Depuis sa plus tendre enfance, il était amoureux de la destruction. Alors maintenant qu'il en avait tous les pouvoirs, il n'allait certainement pas s'en priver. Son créateur et maître l'avait parfaitement choisi : pour faire le sale boulot, il ne manquait jamais à l'appel. Comme un petit garçon colérique qui prend plaisir à démembrer ses jouets, Varney aspirait à régner, à dominer et à détruire. Et, bien sûr, à vivre dans l'opulence. Mais c'était secondaire.

— Tu es sûr qu'il va venir ? s'enquit son fidèle serviteur, un loup-garou à l'allure féroce mais à l'obéissance canine.

— S'il se défile, nous saurons où le trouver. Donc, il viendra. Il vaut mieux être avec nous que contre nous, n'est-ce pas. Il serait stupide de ne pas le savoir.

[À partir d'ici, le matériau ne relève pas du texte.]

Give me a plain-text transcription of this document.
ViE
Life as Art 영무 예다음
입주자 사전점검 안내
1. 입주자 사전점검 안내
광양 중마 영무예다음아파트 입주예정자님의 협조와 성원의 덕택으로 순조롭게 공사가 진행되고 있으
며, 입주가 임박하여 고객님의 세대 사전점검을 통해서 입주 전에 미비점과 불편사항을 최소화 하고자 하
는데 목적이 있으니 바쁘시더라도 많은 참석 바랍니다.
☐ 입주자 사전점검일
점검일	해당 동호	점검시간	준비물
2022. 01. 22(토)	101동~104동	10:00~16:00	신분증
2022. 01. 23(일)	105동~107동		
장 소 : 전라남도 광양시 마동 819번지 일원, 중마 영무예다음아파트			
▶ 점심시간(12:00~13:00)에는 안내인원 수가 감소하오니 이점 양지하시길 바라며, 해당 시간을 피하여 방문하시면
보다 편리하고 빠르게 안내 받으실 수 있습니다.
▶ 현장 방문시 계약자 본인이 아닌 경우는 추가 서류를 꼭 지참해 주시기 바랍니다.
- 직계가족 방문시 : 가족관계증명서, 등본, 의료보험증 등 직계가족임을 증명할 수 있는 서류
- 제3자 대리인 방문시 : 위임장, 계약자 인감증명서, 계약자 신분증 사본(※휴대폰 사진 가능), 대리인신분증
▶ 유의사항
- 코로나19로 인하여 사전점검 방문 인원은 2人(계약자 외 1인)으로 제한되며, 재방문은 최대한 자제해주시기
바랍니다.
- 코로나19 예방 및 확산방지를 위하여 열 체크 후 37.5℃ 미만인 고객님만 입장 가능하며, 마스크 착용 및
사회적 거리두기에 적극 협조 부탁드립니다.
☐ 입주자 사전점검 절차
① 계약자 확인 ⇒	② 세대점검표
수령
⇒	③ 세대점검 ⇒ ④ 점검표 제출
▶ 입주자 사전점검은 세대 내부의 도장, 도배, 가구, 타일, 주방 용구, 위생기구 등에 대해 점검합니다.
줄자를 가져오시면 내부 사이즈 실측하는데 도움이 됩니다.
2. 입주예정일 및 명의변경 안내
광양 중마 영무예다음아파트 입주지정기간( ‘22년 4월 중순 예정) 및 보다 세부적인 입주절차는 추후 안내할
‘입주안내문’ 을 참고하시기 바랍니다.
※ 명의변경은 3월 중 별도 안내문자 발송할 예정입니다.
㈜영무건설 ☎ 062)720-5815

Hmapa acquiesça, toujours prompt à conforter son maître. Les minutes s'écoulèrent. Seul le clapotis régulier de l'eau carillonnait dans le port endormi. Enfin, la passerelle craqua sous les pas d'un individu. Prudemment, il avança jusqu'à la proue du bateau, gardant toutefois ses distances.

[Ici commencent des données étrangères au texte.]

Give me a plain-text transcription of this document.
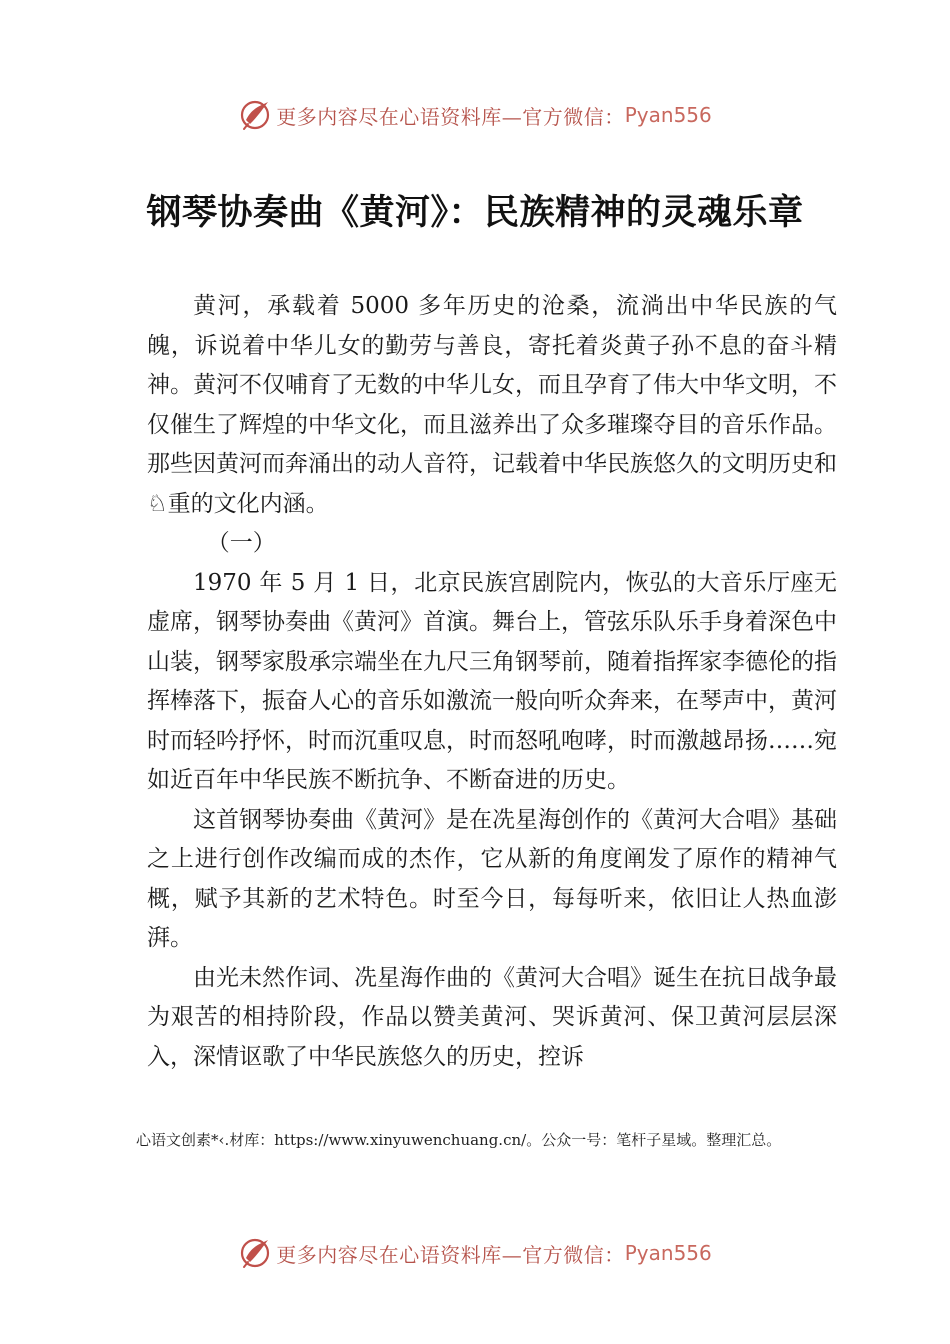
更多内容尽在心语资料库—官方微信： Pyan556
钢琴协奏曲《黄河》：民族精神的灵魂乐章

黄河，承载着 5000 多年历史的沧桑，流淌出中华民族的气魄，诉说着中华儿女的勤劳与善良，寄托着炎黄子孙不息的奋斗精神。黄河不仅哺育了无数的中华儿女，而且孕育了伟大中华文明，不仅催生了辉煌的中华文化，而且滋养出了众多璀璨夺目的音乐作品。那些因黄河而奔涌出的动人音符，记载着中华民族悠久的文明历史和♘重的文化内涵。

（一）

1970 年 5 月 1 日，北京民族宫剧院内，恢弘的大音乐厅座无虚席，钢琴协奏曲《黄河》首演。舞台上，管弦乐队乐手身着深色中山装，钢琴家殷承宗端坐在九尺三角钢琴前，随着指挥家李德伦的指挥棒落下，振奋人心的音乐如激流一般向听众奔来，在琴声中，黄河时而轻吟抒怀，时而沉重叹息，时而怒吼咆哮，时而激越昂扬……宛如近百年中华民族不断抗争、不断奋进的历史。

这首钢琴协奏曲《黄河》是在冼星海创作的《黄河大合唱》基础之上进行创作改编而成的杰作，它从新的角度阐发了原作的精神气概，赋予其新的艺术特色。时至今日，每每听来，依旧让人热血澎湃。

由光未然作词、冼星海作曲的《黄河大合唱》诞生在抗日战争最为艰苦的相持阶段，作品以赞美黄河、哭诉黄河、保卫黄河层层深入，深情讴歌了中华民族悠久的历史，控诉

心语文创素*‹.材库：https://www.xinyuwenchuang.cn/。公众一号：笔杆子星域。整理汇总。
更多内容尽在心语资料库—官方微信： Pyan556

— Bonsoir, bienvenue dans mon humble repaire.

L'étranger portait un costume classieux, peu commun en ces lieux où la vermine paissait.

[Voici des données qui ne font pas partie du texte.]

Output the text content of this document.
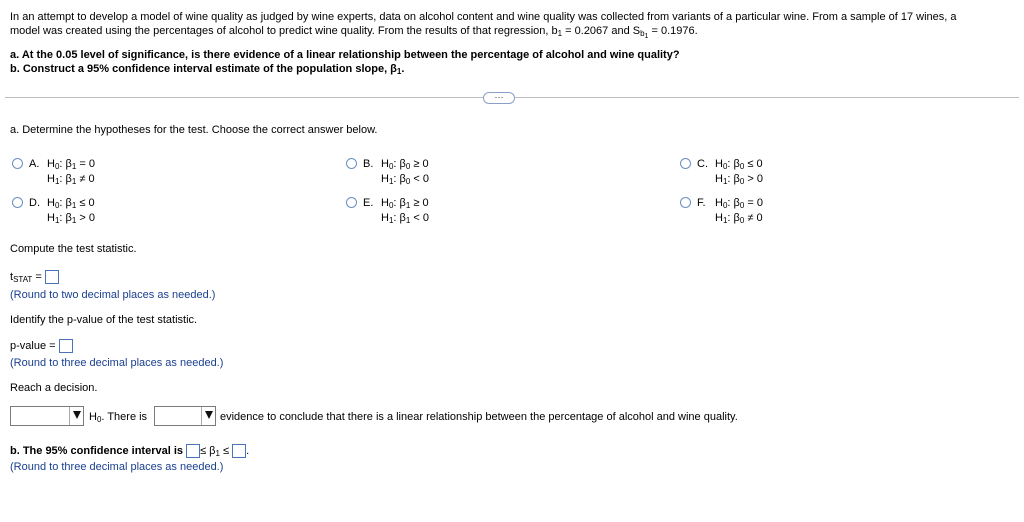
In an attempt to develop a model of wine quality as judged by wine experts, data on alcohol content and wine quality was collected from variants of a particular wine. From a sample of 17 wines, a
model was created using the percentages of alcohol to predict wine quality. From the results of that regression, $b_1 = 0.2067$ and $S_{b1} = 0.1976$.
a. At the 0.05 level of significance, is there evidence of a linear relationship between the percentage of alcohol and wine quality?
b. Construct a 95% confidence interval estimate of the population slope, $\beta_1$.
⋯
a. Determine the hypotheses for the test. Choose the correct answer below.
A. $H_0$: $\beta_1 = 0$
$H_1$: $\beta_1 \ne 0$
B. $H_0$: $\beta_0 \ge 0$
$H_1$: $\beta_0 < 0$
C. $H_0$: $\beta_0 \le 0$
$H_1$: $\beta_0 > 0$
D. $H_0$: $\beta_1 \le 0$
$H_1$: $\beta_1 > 0$
E. $H_0$: $\beta_1 \ge 0$
$H_1$: $\beta_1 < 0$
F. $H_0$: $\beta_0 = 0$
$H_1$: $\beta_0 \ne 0$
Compute the test statistic.
$t_{STAT}$ =
(Round to two decimal places as needed.)
Identify the p-value of the test statistic.
p-value =
(Round to three decimal places as needed.)
Reach a decision.
$H_0$. There is	evidence to conclude that there is a linear relationship between the percentage of alcohol and wine quality.
b. The 95% confidence interval is ≤ $\beta_1$ ≤ .
(Round to three decimal places as needed.)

— Que puis-je faire pour vous ? l'invita Varney, sans détour.

Il n'était pas du genre à y aller par quatre chemins. Qu'il soit grassement rémunéré était sa seule condition pour exécuter un service. Rien de plus, rien de moins. L'individu gardait le silence, hésitant. Varney commençait à perdre patience.

— Sache que si tu changes d'avis quant à ta requête, je te retrouverai. Ensuite, plus personne ne te retrouvera, à toi de voir.

— Ne vous en faites pas, je n'ai pas prévu d'annuler la commande, s'exprima fébrilement l'homme au costume.

— Bien, je vois qu'on se comprend. Parle, maintenant. Je n'ai pas toute la nuit.

— Le Roi Rae IX et sa femme doivent disparaître.

Varney arqua un sourcil. Alors ce n'était que ça, un simple coup d'état. Pourquoi faire appel à lui pour une si basse besogne ? Les humains se débrouillaient habituellement très bien sans lui pour la trahison politique... Mais il n'avait que faire de leurs raisons, seul importait le butin.